5

I just stumbled upon some weird behavior in data.table. In short, using ":=" to change (replace) the value of a column in a data.table seems to also change the values in another data.table (which is a copy of the original data.table before the := operation). Sample code is below.

Am I missing something fundamental about the otherwise excellent package, or should there be a bug report?

Sub-question: Is ifelse() the best way to change the values as done below (in a fairly large table, ~10m rows)? It does the job as expected as is quick enough (a few seconds) but with verbose=TRUE data.table complains ("RHS for item 1 has been duplicated. Either NAMED vector or recycled list RHS.) and I have not been able to decipher the message so far :)

library(data.table)
options(datatable.verbose=TRUE)
DT1 <- data.table(f=as.integer(c(1,2,1,1,1,2,1)))
DT2 <- DT1

tables()

DT1
DT2
identical(DT1, DT2) # OK, they should be identical.

# I am not sure ifelse() is the best way to do this, but it does what I want, even though data.table complains
DT1[, f := as.character(ifelse(f==1,"a","b"))]

tables()
DT1
DT2
identical(DT1, DT2) # Not OK -- why did DT2 change?
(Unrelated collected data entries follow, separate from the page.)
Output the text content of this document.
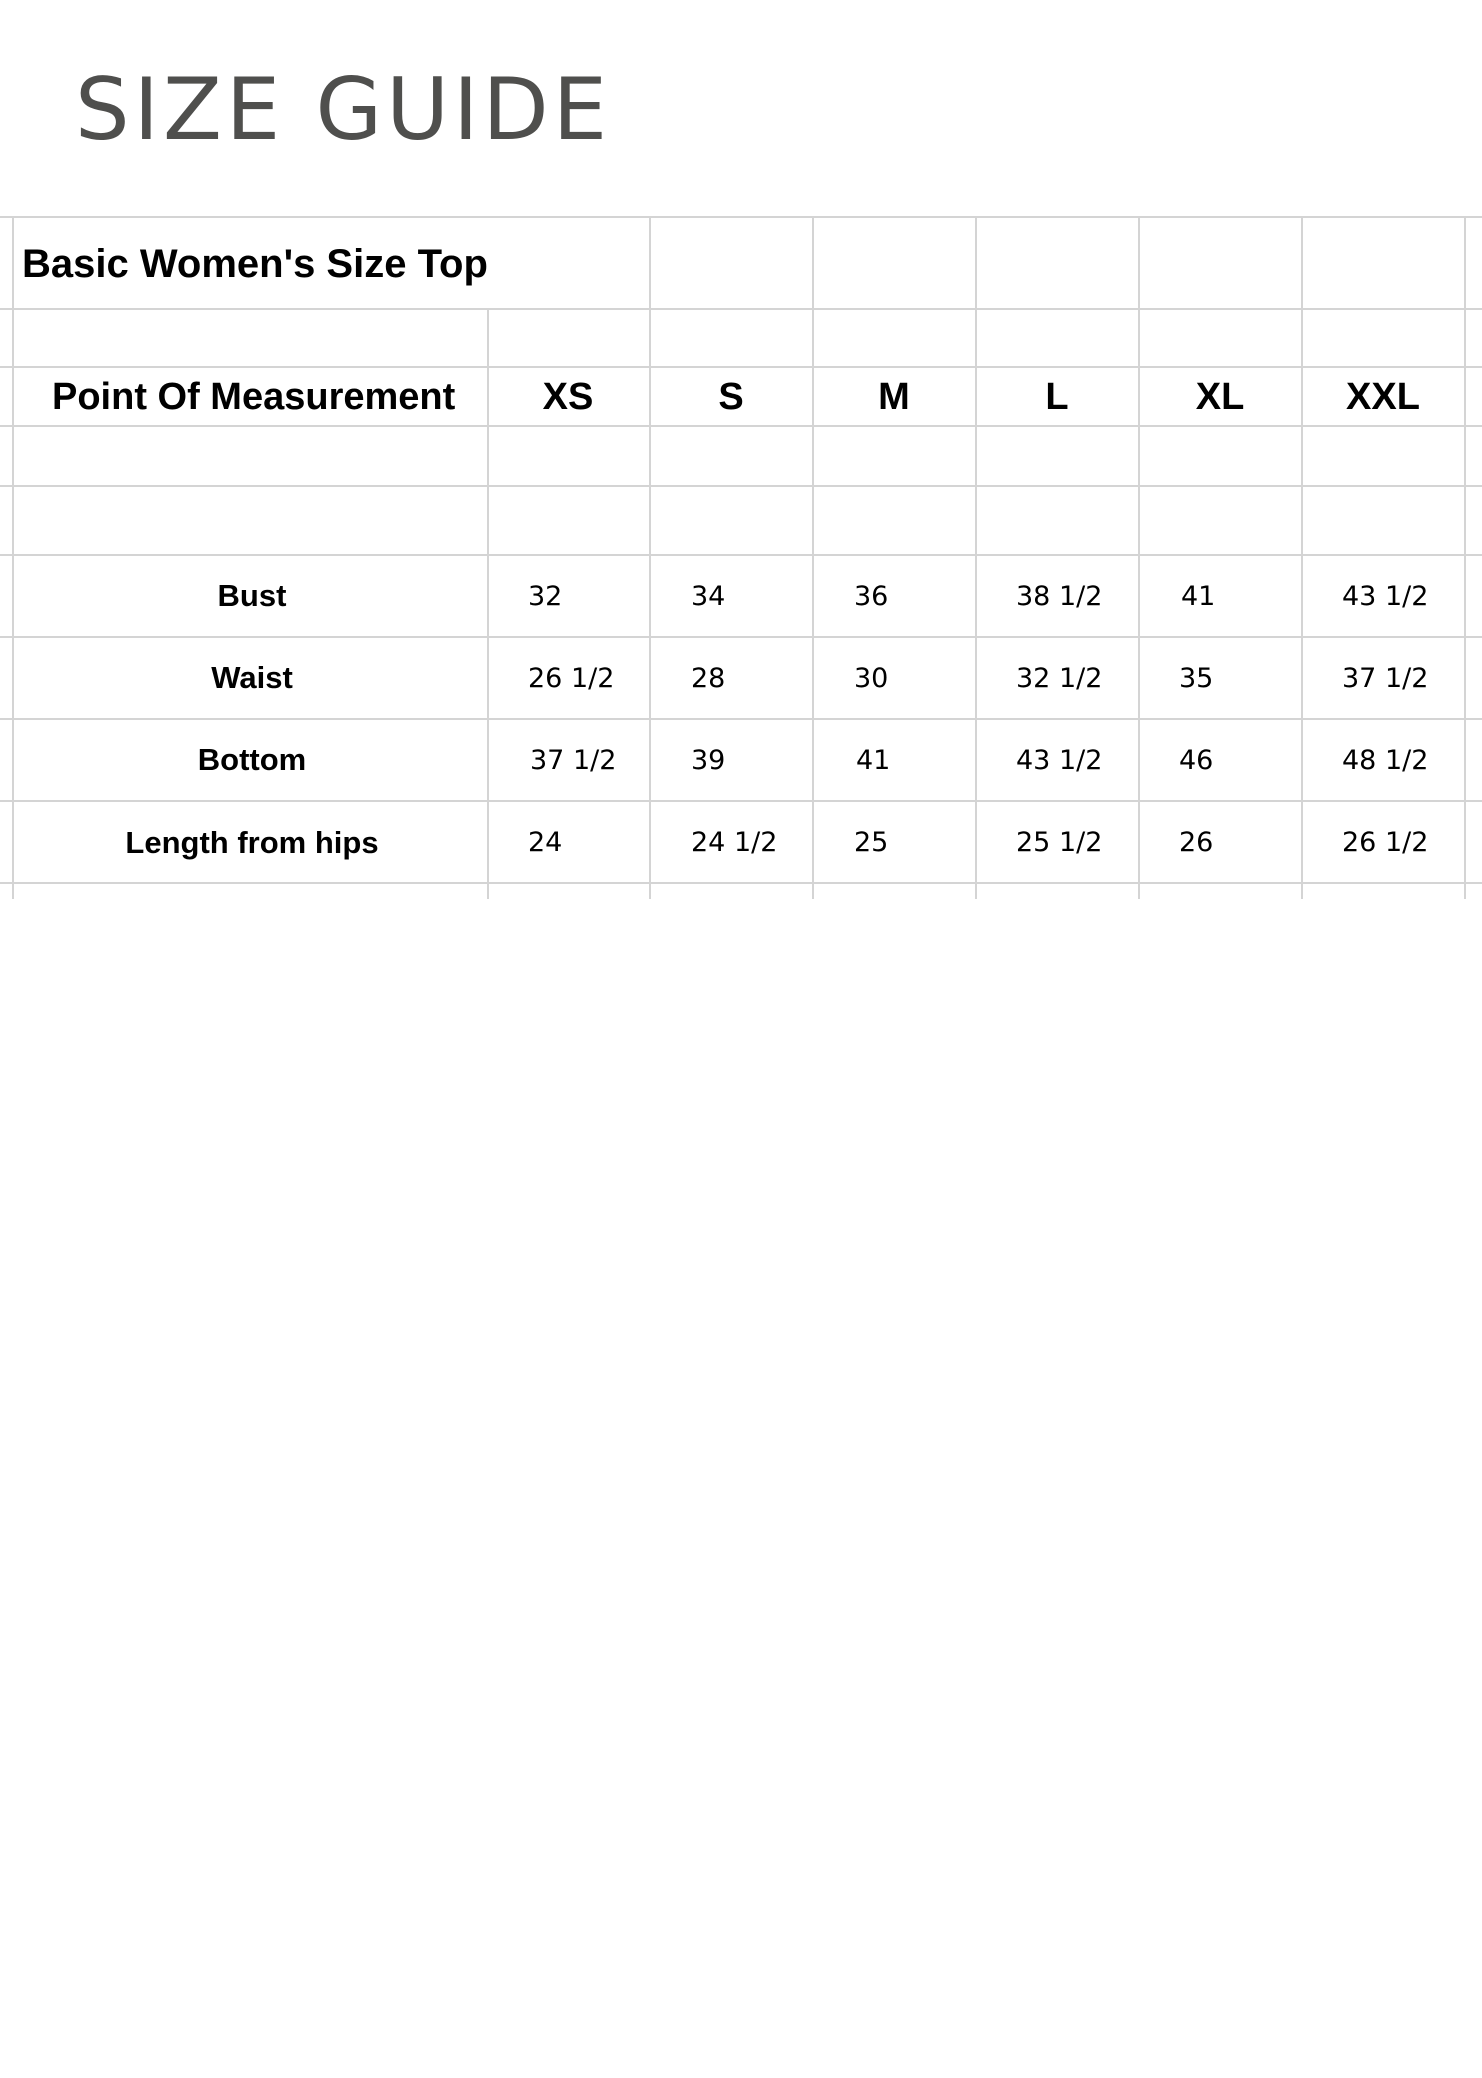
SIZE GUIDE
Basic Women's Size Top
Point Of Measurement	XS	S	M	L	XL	XXL
Bust	32	34	36	38 1/2	41	43 1/2
Waist	26 1/2	28	30	32 1/2	35	37 1/2
Bottom	37 1/2	39	41	43 1/2	46	48 1/2
Length from hips	24	24 1/2	25	25 1/2	26	26 1/2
If relevant, my system is:

R version 2.15.3 (2013-03-01) -- "Security Blanket"
Platform: x86_64-w64-mingw32/x64 (64-bit)
data.table 1.8.8
All 943 tests in test.data.table() completed ok in 27.869sec

Thanks.

Peter
  • 1,016
  • 9
  • 20
  • use `DT2 <- copy(DT1)`. Otherwise they are pointing to the same memory location. There's no copy being made. – Arun Mar 12 '13 at 11:56
  • 2
    Not closing because it was a bad question. It's actually a great question with version numbers etc up front, and well written. Just happened to be a duplicate. The `ifelse()` is a different question. Each question on S.O. needs to be a single question please. – Matt Dowle Mar 12 '13 at 11:59
  • +1 and voting to close (for the reason @Matthew noted). Do feel free to re-ask the `ifelse()` portion as a seperate question. – Josh O'Brien Mar 12 '13 at 12:06
  • Thank you all. I see the question is a duplicate indeed (got all I need to know in the linked answer). Please feel free to also delete the question (in addition to closing), unless you think there might be some benefit in the different wording (which is why I failed to locate answer). – Peter Mar 12 '13 at 12:17
  • Good idea. Won't delete so it serves as a signpost. I've seen S.O. veterans say that's good practice. – Matt Dowle Mar 12 '13 at 13:39

0 Answers0